Thoroughly enjoyed TTS & will definitely try Nunn's others. I was a bit uncomfortable with the familial love aspect of Ike/Ellen's relationship, but it clearly worked & it's abundantly clear if you read the book all in one pass that Nunn expended some energy on a detailed plotting - there's tons of tiny details that tie together really well. Nunn did a super job on the surf noir SoCal atmosphere - there's definitely a SoCal noir lineage I'd include this book in going back to Chandler and including Hansen's Brandstetter novels [re-reading those now - IMO Hansen didn't get the credit he should have, probably because of the gay theme].

Odd how the Ike/Ellen relationship made me squirm but the violence in DIWMB didn't bother me at all - a psychologist would have fun telling me about that.

Anyway, thanks for the TTS recommendation.

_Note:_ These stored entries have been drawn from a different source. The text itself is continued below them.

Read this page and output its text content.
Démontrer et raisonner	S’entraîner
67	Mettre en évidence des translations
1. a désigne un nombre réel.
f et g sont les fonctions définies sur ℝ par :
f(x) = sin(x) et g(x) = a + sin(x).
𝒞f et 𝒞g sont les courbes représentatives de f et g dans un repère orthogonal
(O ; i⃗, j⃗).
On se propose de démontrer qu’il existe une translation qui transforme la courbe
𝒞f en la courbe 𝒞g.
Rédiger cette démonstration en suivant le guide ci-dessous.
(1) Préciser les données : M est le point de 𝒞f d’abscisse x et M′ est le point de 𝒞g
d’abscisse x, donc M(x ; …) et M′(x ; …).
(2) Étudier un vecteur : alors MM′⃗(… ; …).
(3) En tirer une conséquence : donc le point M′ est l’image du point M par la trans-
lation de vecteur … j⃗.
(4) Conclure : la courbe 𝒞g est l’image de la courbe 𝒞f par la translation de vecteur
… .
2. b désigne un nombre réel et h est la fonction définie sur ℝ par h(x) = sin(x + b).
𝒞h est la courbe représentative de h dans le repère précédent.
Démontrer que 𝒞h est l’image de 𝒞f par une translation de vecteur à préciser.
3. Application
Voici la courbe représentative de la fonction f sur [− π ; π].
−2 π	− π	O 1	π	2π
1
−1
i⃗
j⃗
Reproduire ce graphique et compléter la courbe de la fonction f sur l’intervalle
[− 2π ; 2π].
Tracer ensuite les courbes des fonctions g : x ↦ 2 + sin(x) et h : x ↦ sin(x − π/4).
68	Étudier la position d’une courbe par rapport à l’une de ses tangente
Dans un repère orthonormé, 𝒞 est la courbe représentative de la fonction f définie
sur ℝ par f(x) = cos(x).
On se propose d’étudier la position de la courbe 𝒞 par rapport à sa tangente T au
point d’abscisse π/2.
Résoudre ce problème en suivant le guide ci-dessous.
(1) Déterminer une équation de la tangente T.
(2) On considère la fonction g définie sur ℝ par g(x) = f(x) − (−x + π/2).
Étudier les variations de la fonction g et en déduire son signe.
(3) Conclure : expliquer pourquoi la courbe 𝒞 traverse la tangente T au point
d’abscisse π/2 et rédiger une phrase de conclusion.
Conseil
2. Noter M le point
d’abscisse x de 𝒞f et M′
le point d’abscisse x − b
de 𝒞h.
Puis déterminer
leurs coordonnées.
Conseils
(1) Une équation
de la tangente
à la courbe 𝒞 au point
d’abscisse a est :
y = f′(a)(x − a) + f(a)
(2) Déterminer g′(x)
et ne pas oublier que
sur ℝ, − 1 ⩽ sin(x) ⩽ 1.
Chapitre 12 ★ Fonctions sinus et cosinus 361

Hey Adrian - if you're interested in shows where writers are dissed, check out the DVDs of the TV series Action (Jay Mohr). It's the funniest TV show that was ever on & the opening scene with the sleazy agent pimping a client who has, ah, ..... certain legal troubles in the pilot is priceless. Writers, directors, actors & producers all get their share of abuse in the series.

adrian mckinty said...

Hobart

Flying is the worst. If I'm in the US I only like to fly first thing in the morning now before all the delays or last thing at night when nobody gives a shit.

I'll have to do a blog sometime about my favourite surfing movies.